Does this mean that ^; and ^{ are also equivalent to ESC?

  • ^{ is, but on my terminal ^; just prints out a ;

    iTerm2, in vim 1.8

    • ^[ and ^{ do the same thing in Terminal.app (macOS Sierra) and vim 8.0. However, I get the bell sound (which generally denotes invalid input in macOS) for ^; and it prints nothing.

  • You have control characters for the characters from 64 to 95.

        Control-@ is 0.  
        Control-A is 1, through control-Z is 26.
        Control-[ is 27, escape.
        Control-\ is 28.
        Control-] is 29.
        Control-^ is 30.
        Control-_ is 31.

  • I guess it could in theory, on my keyboard, however, CTRL seems to override other control chars, so typing ^{ doesn't seem possible at all, at least without any hacks. (I don't have a US layout keyboard.)

  • According to the bit-wise AND at the end of the article it should, but it seems like there's more to it than just zeroing out the 'column' bits.

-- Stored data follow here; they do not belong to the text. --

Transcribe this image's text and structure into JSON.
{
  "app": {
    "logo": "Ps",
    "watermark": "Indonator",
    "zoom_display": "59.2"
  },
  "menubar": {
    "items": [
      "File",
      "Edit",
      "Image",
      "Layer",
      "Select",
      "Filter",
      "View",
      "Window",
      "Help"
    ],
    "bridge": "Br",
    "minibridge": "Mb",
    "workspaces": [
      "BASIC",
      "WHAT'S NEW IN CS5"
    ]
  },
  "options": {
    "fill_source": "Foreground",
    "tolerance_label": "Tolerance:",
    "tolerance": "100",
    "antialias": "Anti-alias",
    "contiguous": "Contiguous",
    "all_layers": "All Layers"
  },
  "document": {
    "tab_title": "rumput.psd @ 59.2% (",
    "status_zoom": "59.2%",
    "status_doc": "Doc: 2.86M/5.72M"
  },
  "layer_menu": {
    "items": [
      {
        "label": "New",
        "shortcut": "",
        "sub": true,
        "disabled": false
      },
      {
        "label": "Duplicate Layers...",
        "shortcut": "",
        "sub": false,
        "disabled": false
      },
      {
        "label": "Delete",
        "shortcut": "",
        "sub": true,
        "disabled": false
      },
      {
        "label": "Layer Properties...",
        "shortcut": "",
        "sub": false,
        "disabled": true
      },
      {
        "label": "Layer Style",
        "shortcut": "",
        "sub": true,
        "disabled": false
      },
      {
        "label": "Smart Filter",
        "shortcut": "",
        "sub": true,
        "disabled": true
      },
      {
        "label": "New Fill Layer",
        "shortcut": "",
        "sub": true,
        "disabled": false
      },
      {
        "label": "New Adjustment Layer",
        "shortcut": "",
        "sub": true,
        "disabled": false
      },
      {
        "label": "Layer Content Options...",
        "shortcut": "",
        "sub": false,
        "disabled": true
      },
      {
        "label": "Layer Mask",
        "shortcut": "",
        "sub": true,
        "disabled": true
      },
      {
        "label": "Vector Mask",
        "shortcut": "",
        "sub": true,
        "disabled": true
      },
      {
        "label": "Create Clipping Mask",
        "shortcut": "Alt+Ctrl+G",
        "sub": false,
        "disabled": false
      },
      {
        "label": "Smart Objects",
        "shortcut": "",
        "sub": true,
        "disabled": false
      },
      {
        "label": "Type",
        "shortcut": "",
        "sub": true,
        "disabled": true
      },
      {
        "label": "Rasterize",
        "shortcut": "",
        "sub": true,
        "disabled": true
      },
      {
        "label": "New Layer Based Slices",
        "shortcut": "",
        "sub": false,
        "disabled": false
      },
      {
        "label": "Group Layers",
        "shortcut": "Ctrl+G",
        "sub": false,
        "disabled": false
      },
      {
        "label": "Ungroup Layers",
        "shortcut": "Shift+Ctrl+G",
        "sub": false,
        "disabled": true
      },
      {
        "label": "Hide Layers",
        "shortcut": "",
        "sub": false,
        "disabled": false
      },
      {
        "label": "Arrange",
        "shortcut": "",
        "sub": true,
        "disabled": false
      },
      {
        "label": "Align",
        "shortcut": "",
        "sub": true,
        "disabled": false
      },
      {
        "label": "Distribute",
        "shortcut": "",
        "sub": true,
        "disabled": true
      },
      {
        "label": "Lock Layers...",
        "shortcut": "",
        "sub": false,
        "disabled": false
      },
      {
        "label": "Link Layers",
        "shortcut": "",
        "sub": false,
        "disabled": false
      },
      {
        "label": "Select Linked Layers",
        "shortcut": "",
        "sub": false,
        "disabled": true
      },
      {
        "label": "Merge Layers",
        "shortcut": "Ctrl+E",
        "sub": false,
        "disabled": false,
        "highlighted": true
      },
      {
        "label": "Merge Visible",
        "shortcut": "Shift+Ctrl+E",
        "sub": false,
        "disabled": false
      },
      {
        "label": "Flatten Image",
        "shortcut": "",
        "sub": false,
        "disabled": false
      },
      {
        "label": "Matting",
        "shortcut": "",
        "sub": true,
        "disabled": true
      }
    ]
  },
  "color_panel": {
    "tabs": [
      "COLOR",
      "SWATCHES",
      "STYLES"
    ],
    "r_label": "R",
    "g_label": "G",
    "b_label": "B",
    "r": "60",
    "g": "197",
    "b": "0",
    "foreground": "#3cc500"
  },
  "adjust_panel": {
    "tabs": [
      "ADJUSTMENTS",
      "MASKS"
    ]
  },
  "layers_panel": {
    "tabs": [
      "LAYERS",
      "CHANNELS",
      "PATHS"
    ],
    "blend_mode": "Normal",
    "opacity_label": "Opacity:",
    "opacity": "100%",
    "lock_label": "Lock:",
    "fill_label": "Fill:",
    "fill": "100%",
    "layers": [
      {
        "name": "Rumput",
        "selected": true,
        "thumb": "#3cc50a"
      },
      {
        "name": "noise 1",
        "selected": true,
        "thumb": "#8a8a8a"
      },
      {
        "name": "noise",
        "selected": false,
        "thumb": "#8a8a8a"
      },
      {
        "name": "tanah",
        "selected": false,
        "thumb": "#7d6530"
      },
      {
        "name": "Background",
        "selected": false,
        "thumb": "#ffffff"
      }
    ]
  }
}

    • Not sure if this is specifically related, but-

      CTRL does not actually modify the character code sent from the keyboard. For letters, the same keycode (which maps to ASCII with a constant addition of 0x3D) is always sent. Another byte in the HID report contains bit flags for modifier keys (L/R CTRL, SHIFT, etc); the OS decides what happens after that.

      Note that this holds under USB HID.

      1 reply →

The way this is layed out in a table and suddenly properties line up in rows and columns reminds me of the Periodic Table in Chemistry.

Obviously it shows how the ASCII committee used the first two bits as control bits and the remaining bits as a mixture of control and data bits, but I’d never seen it displayed this way.

Really neat.

  • Funny you say that. Here's what I created for my personal use:

    http://files.carussell.fastmail.fm/public/ascii-print-screen...

    I think the horizontal layout is a lot more readable, especially with the ability to read the bitstring more-or-less left-to-right. Only thing is that it's pretty wide—maybe too wide. The document that screenshot is from is meant to take up an A3 sheet split in half lengthwise. Someone willing to spend more time on it than I was would probably be able come up with helpful notes for the bottom half, or shift things around so elements corresponding to the low bit in the upper nibble are nestled below the items where that bit is off.

And then there's IBM's EBCDIC, of similar vintage to ASCII, but of markedly dissimilar utility.

http://www.ibm.com/support/knowledgecenter/en/SSGH4D_14.1.0/...

  • EBCDIC seems elegant in its own way: http://www.quadibloc.com/comp/cardint.htm (scroll down) -- apparently it's descended from IBM punch card formats. The discontinuity in the alphabet seems inconvenient for sorting, but it looks like it shares some properties (like bit-flip to make lower case) with ASCII.

    • The digits and letters actually map quite nicely to punch cards. You can see how punches 0 - 9 map exaclty to EBCDIC F0-F9. And if you check how the letters are coded on punch cards (1 - 9 plus one punch "above" in the zone and 0 rows) you can see how it maps exactly to EBCDIC C1-C9, D1-D9, E2-E9. Most other characters aren't coded quite as neatly, I don't know if there is a system to them.

I never did the column layout, but I knew about the bit flips for control and shift from both Tom Scott's video on reading ASCII, and from reading about the Meta key.

8-columns, however, makes it clear why the ASR-33 had "!" over "1".

Which makes it clear why the Apple I, II and II+ did the same.

  • The ASR-33 even had [ \ ] ^ _ available only via shift + K L M N O. This is called a bit-paired keyboard.

This also shows why on IRC, [\]^ are considered to be case-shifted versions of {|}~.

This is new? Us old folks who remember mechanical TTY machines like ASR-33 know this very well.

Of course, kids today don't even have ESC keys because Tim Cook deemed them unnecessary. Nobody uses Vim or Emacs on a Mac! You just use them to browse the web and blog!